MARÍA

El nombre de María, amada, tiene especial connotación para mí, barco a la deriva, árbol debilitado por el paso de los años, flor marchita, numen sin poeta que lo vitalice y lo libere de sus cadenas.
María, la madre de Jesús, el Hijo del Hombre; me asombra por su capacidad de transmutación y apariciones, bajo diversos nombres, en distintos lugares de la tierra, para propagar la fe cristiana. En ella veo reflejada a todas las madres del mundo por la fortaleza con que revistió su grácil cuerpo para resistir el dolor del hijo muerto en la cruz.
María, idealizada por Jorge Isaacs en su inmortal novela homónima, fue en mi candorosa infancia campesina un ser real cuyo romance platónico con su primo Efraín me deleitó hasta el éxtasis y cuya temprana, muerte arrancó tiernas y abundantes lágrimas a mis ojos, entonces en la plenitud de su vitalidad. Yo me iba, amada, a un secreto lugar del fondo de mi casa leer a “María” y a soñar con ella, ignorante de la importancia de’ la novela en la literatura romántica. Todavía, amada, María acompaña mis sueños y la lectura de la genial obra me deleita con la misma fuerza de mis años primeros, cuando carecía de espíritu crítico para juzgarla.

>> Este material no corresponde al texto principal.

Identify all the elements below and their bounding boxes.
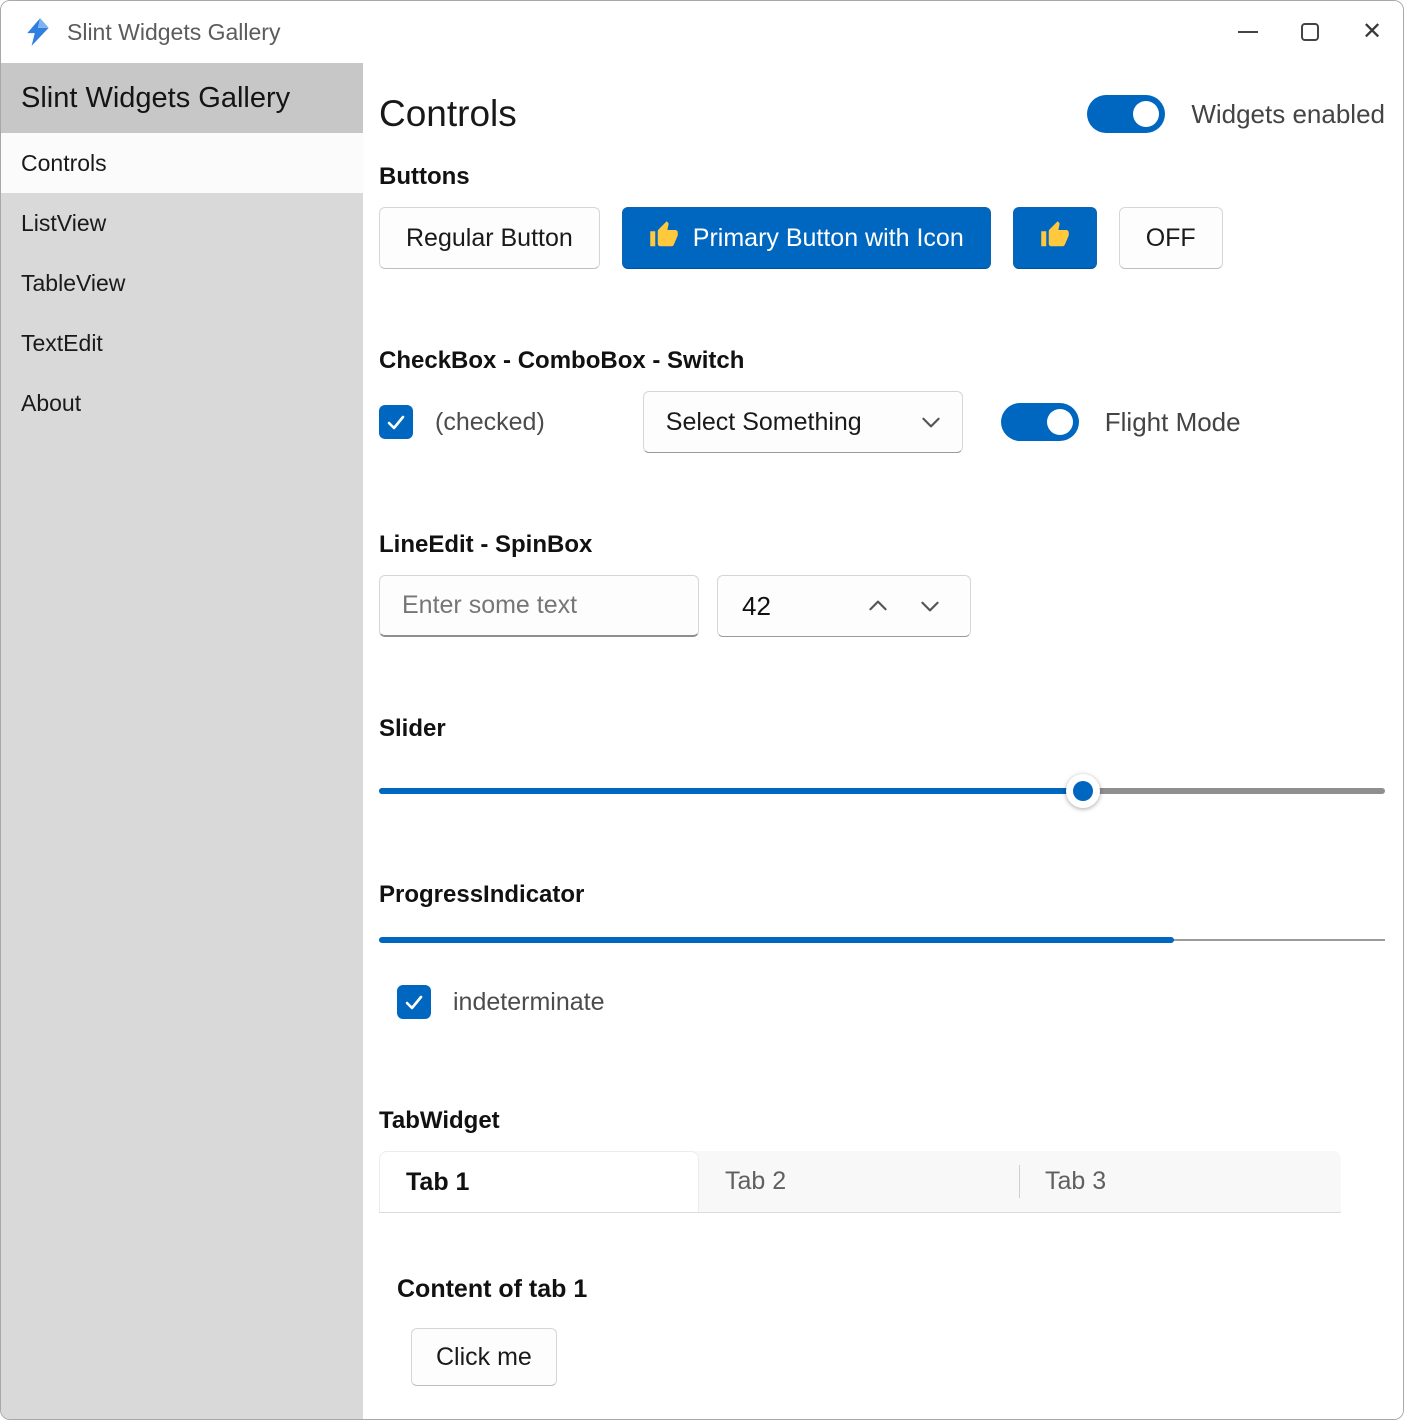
spinbox-decrement-button[interactable] <box>904 583 956 629</box>
minimize-icon <box>1238 31 1258 33</box>
sidebar-item-listview[interactable]: ListView <box>1 193 363 253</box>
slider-fill <box>379 788 1083 794</box>
combobox[interactable]: Select Something <box>643 391 963 453</box>
sidebar-title: Slint Widgets Gallery <box>1 63 363 133</box>
indeterminate-label: indeterminate <box>453 988 604 1017</box>
progress-section-title: ProgressIndicator <box>379 881 1385 909</box>
regular-button-label: Regular Button <box>406 224 573 253</box>
icon-only-button[interactable] <box>1013 207 1097 269</box>
switch-knob <box>1133 101 1159 127</box>
sidebar-item-label: Controls <box>21 150 107 177</box>
lineedit-input[interactable] <box>379 575 699 637</box>
sidebar-item-label: ListView <box>21 210 106 237</box>
flight-mode-label: Flight Mode <box>1105 407 1241 438</box>
tab-content-title: Content of tab 1 <box>397 1275 1385 1304</box>
sidebar: Slint Widgets Gallery Controls ListView … <box>1 63 363 1419</box>
checked-checkbox[interactable] <box>379 405 413 439</box>
check-icon <box>384 410 408 434</box>
minimize-button[interactable] <box>1217 1 1279 63</box>
page-title: Controls <box>379 93 517 135</box>
maximize-icon <box>1301 23 1319 41</box>
maximize-button[interactable] <box>1279 1 1341 63</box>
widgets-enabled-label: Widgets enabled <box>1191 99 1385 130</box>
primary-button-label: Primary Button with Icon <box>693 224 964 253</box>
thumbs-up-icon <box>649 220 679 257</box>
app-window: Slint Widgets Gallery ✕ Slint Widgets Ga… <box>0 0 1404 1420</box>
progress-indicator <box>379 937 1385 943</box>
off-button-label: OFF <box>1146 224 1196 253</box>
tab-label: Tab 2 <box>725 1167 786 1196</box>
slider-handle[interactable] <box>1066 774 1100 808</box>
thumbs-up-icon <box>1040 220 1070 257</box>
slint-logo-icon <box>23 17 53 47</box>
click-me-label: Click me <box>436 1343 532 1372</box>
sidebar-item-label: About <box>21 390 81 417</box>
tab-label: Tab 3 <box>1045 1167 1106 1196</box>
checkbox-label: (checked) <box>435 408 545 437</box>
spinbox-increment-button[interactable] <box>852 583 904 629</box>
chevron-down-icon <box>918 409 944 435</box>
progress-fill <box>379 937 1174 943</box>
spinbox-value: 42 <box>742 591 771 622</box>
sidebar-item-controls[interactable]: Controls <box>1 133 363 193</box>
regular-button[interactable]: Regular Button <box>379 207 600 269</box>
close-icon: ✕ <box>1362 20 1382 44</box>
sidebar-item-about[interactable]: About <box>1 373 363 433</box>
tab-label: Tab 1 <box>406 1168 469 1197</box>
buttons-section-title: Buttons <box>379 163 1385 191</box>
tabwidget-section-title: TabWidget <box>379 1107 1385 1135</box>
click-me-button[interactable]: Click me <box>411 1328 557 1386</box>
primary-button[interactable]: Primary Button with Icon <box>622 207 991 269</box>
chevron-up-icon <box>865 593 891 619</box>
spinbox: 42 <box>717 575 971 637</box>
widgets-enabled-switch[interactable] <box>1087 95 1165 133</box>
check-icon <box>402 990 426 1014</box>
flight-mode-switch[interactable] <box>1001 403 1079 441</box>
slider[interactable] <box>379 773 1385 809</box>
tab-2[interactable]: Tab 2 <box>699 1151 1019 1212</box>
sidebar-item-tableview[interactable]: TableView <box>1 253 363 313</box>
window-controls: ✕ <box>1217 1 1403 63</box>
check-combo-switch-section-title: CheckBox - ComboBox - Switch <box>379 347 1385 375</box>
sidebar-item-label: TableView <box>21 270 125 297</box>
tabbar: Tab 1 Tab 2 Tab 3 <box>379 1151 1341 1213</box>
tab-3[interactable]: Tab 3 <box>1019 1151 1339 1212</box>
tab-1[interactable]: Tab 1 <box>379 1151 699 1212</box>
combobox-value: Select Something <box>666 408 862 437</box>
indeterminate-checkbox[interactable] <box>397 985 431 1019</box>
main-content: Controls Widgets enabled Buttons Regular… <box>363 63 1403 1419</box>
sidebar-item-textedit[interactable]: TextEdit <box>1 313 363 373</box>
lineedit-spinbox-section-title: LineEdit - SpinBox <box>379 531 1385 559</box>
window-title: Slint Widgets Gallery <box>67 19 280 46</box>
close-button[interactable]: ✕ <box>1341 1 1403 63</box>
titlebar: Slint Widgets Gallery ✕ <box>1 1 1403 63</box>
slider-track[interactable] <box>379 788 1385 794</box>
sidebar-item-label: TextEdit <box>21 330 103 357</box>
switch-knob <box>1047 409 1073 435</box>
chevron-down-icon <box>917 593 943 619</box>
slider-section-title: Slider <box>379 715 1385 743</box>
off-toggle-button[interactable]: OFF <box>1119 207 1223 269</box>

María, la de la novela inmortal colombiana, seguirá siendo para mí, amada, la representación más auténtica del ideal romántico llevado a extremo exponencial. Y si es cierto que muere víctima de epilepsia, enfermedad para la época incurable y de moda basta releer por enésima vez el libro para imprimirle vida, ya que tiene la prodigiosa capacidad de resurgir de entre sus páginas en cada lectura. ¡María permanece imperturbable, por su divinidad, ante el paso avasallador y destructor del tiempo!
Yo estuve en la hacienda El Paraíso en El Valle del Cauca.
Y conocí el dormitorio de Efraín y vi una réplica del rifle que usó para matar el tigre.
Y me hundí místicamente en el oratorio familiar.
Y visualicé a María y a Emma escuchando de Efraín la lectura de “Atala”.
Y visité, en el cementerio de Santa Elena, la tumba simbólica de María.
Y disfruté de su jardín de rosas.
María, la hermanita del Divino Sacramento, candorosa como una niña y tierna como la sinfonía que nos regala el ruiseñor, irradió la luz en mi adolescencia de lector desordenado. ¡Cómo disfruté, amada, la ingenua reacción de Sor María ante la presencia del amor, no el divino, sino el humano, en un mal pensamiento que atribuyó al diablo! Sor María del Divino Sacramento siempre me ha acompañado, aunque perdí sus huellas bibliográficas con el olvido del autor del poema que le dio vida, y comenzaba así: “La hermanita Sor María del Divino sacramento/ sollozando me decía/ el diablo me puso un día/ Señor, un mal pensamiento/ Decí, hermana”... ¿Lo sabes, amada?
La última María que me impactó de por vida, como las otras, fue la bíblica María de Magdalena, la bella mujer que besó los pies de Jesús de Nazaret y los aromatizó con suaves ungüentos. ¡Qué acción tan piadosa y poética en quien como ella era pecadora!